Balance of Payment Notes

   

 

Balance of Payments (BOP)

In this article we will cover the following topics:

1.     Current account

2.     Financial account

3.     Capital account

4.     Balancing items

5.     Balance of payments equilibrium

6.     Factors affecting BOP

7.     The reason why should we concerned about deficit in capital account

8.     Cycling nature of Current account

9.     Pakistan BOP of 2021 updates

Definition:

The Balance of Payments is a record of a country’s transactions with the rest of the world. It shows the receipts from trade. It consists of the current and financial account.

1. Current account

This is a record of all payments for trade in goods and services plus income flow it is divided into four parts.

  • Balance of trade in goods (visible) e.g toys, machineries etc
  • Balance of trade in services (invisibles) e.g. tourism, insurance.
  • Net income flows. Primary income flows (wages and investment income)
  • Net current transfers. Secondary income flows (e.g. government transfers to UN, EU)

 

Traded Goods + service +Gov income transactions = Current account

2. Financial account

This is a record of all transactions for financial investment. It includes:

  • Direct investment. This is net investment from abroad. For example, if a UK firm built a factory in Japan it would be a debit item on UK financial account)
  • Portfolio investment. These are financial flows, such as the purchase of bonds, gilts or saving in banks. They include short-term monetary flows known as “hot money flows” to take advantage of exchange rate changes, e.g. foreign investor saving money in a UK bank to take advantage of better interest rates – will be a credit item on financial account

 Direct investment + Portfolio investment= Financial account

3. Capital Account

This refers to the transfer of funds associated with buying fixed assets such as land

4. Balancing Item

In practice when the statistics are compiled there are likely to be errors, therefore, the balancing item allows for these statistical discrepancies.

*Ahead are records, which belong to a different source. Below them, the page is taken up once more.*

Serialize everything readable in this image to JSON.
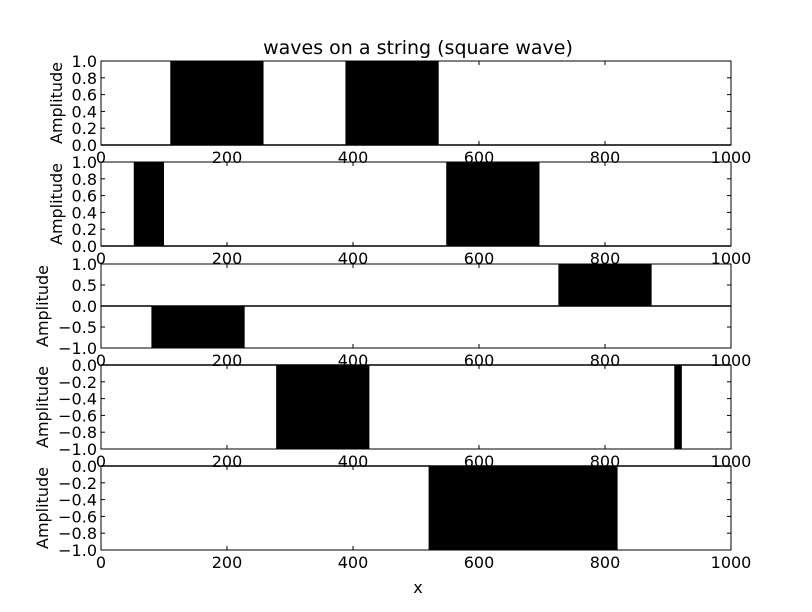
{
  "chart_data": {
    "type": "area",
    "title": "waves on a string (square wave)",
    "xlabel": "x",
    "xlim": [
      0,
      1000
    ],
    "xticks": [
      0,
      200,
      400,
      600,
      800,
      1000
    ],
    "panels": [
      {
        "ylabel": "Amplitude",
        "ylim": [
          0,
          1
        ],
        "yticks": [
          "0.0",
          "0.2",
          "0.4",
          "0.6",
          "0.8",
          "1.0"
        ],
        "intervals": [
          {
            "x0": 110,
            "x1": 258,
            "y": 1
          },
          {
            "x0": 388,
            "x1": 536,
            "y": 1
          }
        ]
      },
      {
        "ylabel": "Amplitude",
        "ylim": [
          0,
          1
        ],
        "yticks": [
          "0.0",
          "0.2",
          "0.4",
          "0.6",
          "0.8",
          "1.0"
        ],
        "intervals": [
          {
            "x0": 52,
            "x1": 100,
            "y": 1
          },
          {
            "x0": 548,
            "x1": 696,
            "y": 1
          }
        ]
      },
      {
        "ylabel": "Amplitude",
        "ylim": [
          -1,
          1
        ],
        "yticks": [
          "−1.0",
          "−0.5",
          "0.0",
          "0.5",
          "1.0"
        ],
        "intervals": [
          {
            "x0": 80,
            "x1": 228,
            "y": -1
          },
          {
            "x0": 726,
            "x1": 874,
            "y": 1
          }
        ]
      },
      {
        "ylabel": "Amplitude",
        "ylim": [
          -1,
          0
        ],
        "yticks": [
          "−1.0",
          "−0.8",
          "−0.6",
          "−0.4",
          "−0.2",
          "0.0"
        ],
        "intervals": [
          {
            "x0": 278,
            "x1": 426,
            "y": -1
          },
          {
            "x0": 910,
            "x1": 922,
            "y": -1
          }
        ]
      },
      {
        "ylabel": "Amplitude",
        "ylim": [
          -1,
          0
        ],
        "yticks": [
          "−1.0",
          "−0.8",
          "−0.6",
          "−0.4",
          "−0.2",
          "0.0"
        ],
        "intervals": [
          {
            "x0": 520,
            "x1": 820,
            "y": -1
          }
        ]
      }
    ]
  }
}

Note the Financial Account used to be called the Capital Account, which is potentially quite confusing. Even now some people refer to financial account as the capital account)

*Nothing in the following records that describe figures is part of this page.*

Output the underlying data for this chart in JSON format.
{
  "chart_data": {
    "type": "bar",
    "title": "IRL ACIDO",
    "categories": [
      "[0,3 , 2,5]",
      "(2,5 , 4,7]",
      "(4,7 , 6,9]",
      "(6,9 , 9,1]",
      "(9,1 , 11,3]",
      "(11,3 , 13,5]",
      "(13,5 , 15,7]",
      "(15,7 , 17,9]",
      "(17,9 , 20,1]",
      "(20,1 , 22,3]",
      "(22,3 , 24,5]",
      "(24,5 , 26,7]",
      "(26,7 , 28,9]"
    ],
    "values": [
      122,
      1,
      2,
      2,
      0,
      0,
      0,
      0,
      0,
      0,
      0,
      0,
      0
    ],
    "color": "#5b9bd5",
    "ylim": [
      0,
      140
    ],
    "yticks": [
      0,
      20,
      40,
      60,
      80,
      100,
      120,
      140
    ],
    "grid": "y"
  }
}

Balance of payments equilibrium

current-account-balance-of-payments

  • In a floating exchange rate the supply of currency will always equal the demand for currency, and the balance of payments is zero.
  • Therefore if there is a deficit on the current account there will be a surplus on the financial/capital account.
  • If there was an increase in interest rates this would cause hot money flows to enter the UK, therefore there would be a surplus on the financial account

The appreciation in the exchange rate would make exports less competitive and imports more competitive therefore with fewer exports and more imports there would be a deficit on the current account.

Factors affecting the balance of payments

A current account deficit could be caused by factors such as.

1.    The rate of consumer spending on imports. For example, during an economic boom, there will be increased spending and this will cause a deficit on the current account.

2.    International competitiveness. If a country experiences higher inflation than its competitors, exports will be less competitive leading to lower demand.

3.    Exchange rate. If the exchange rate is overvalued, it makes exports relatively more expensive leading to a deterioration in the current account.

4.    Structure of economy – deindustrialization can harm the export sector.

Should we be concerned about a current account deficit?

effects-current-account-deficit-flow

 

 Cyclical nature of the current account

In the UK, a current account deficit often increases after a period of economic growth. Higher economic growth leads to higher consumer spending and therefore more spending on imports.

In an economic downturn, spending on imports usually declines leading to a smaller current account deficit.

 Pakistan Balance of payments 2021:-

Key information about Pakistan BOP:

  • Pakistan Current Account recorded a deficit of 3.4 USD bn in Sep 2021, compared with a deficit of 2.5 USD bn in the previous quarter.
  • Pakistan Current Account Balance: USD mn data is updated quarterly, available from Mar 1976 to Sep 2021, with an averaged value of -417.3 USD mn.
  • The data reached an all-time high of 1.4 USD bn in Sep 2002 and a record low of -6.1 USD bn in Jun 2018.
  • CEIC extends history for quarterly Current Account Balance. The State Bank of Pakistan provides Current Account Balance in USD. Current Account Balance prior to Q3 2002 is sourced from International Monetary Fund.
  • Foreign Direct Investment (FDI) increased by 167.6 USD mn in Mar 2021.
  • Pakistan Direct Investment Abroad expanded by 35.0 USD mn in Sep 2021.
  • It’s Foreign Portfolio Investment increased by 879.0 USD mn in Sep 2021.
  • The country's Nominal GDP was reported at 264.1 USD bn in Jun 2020.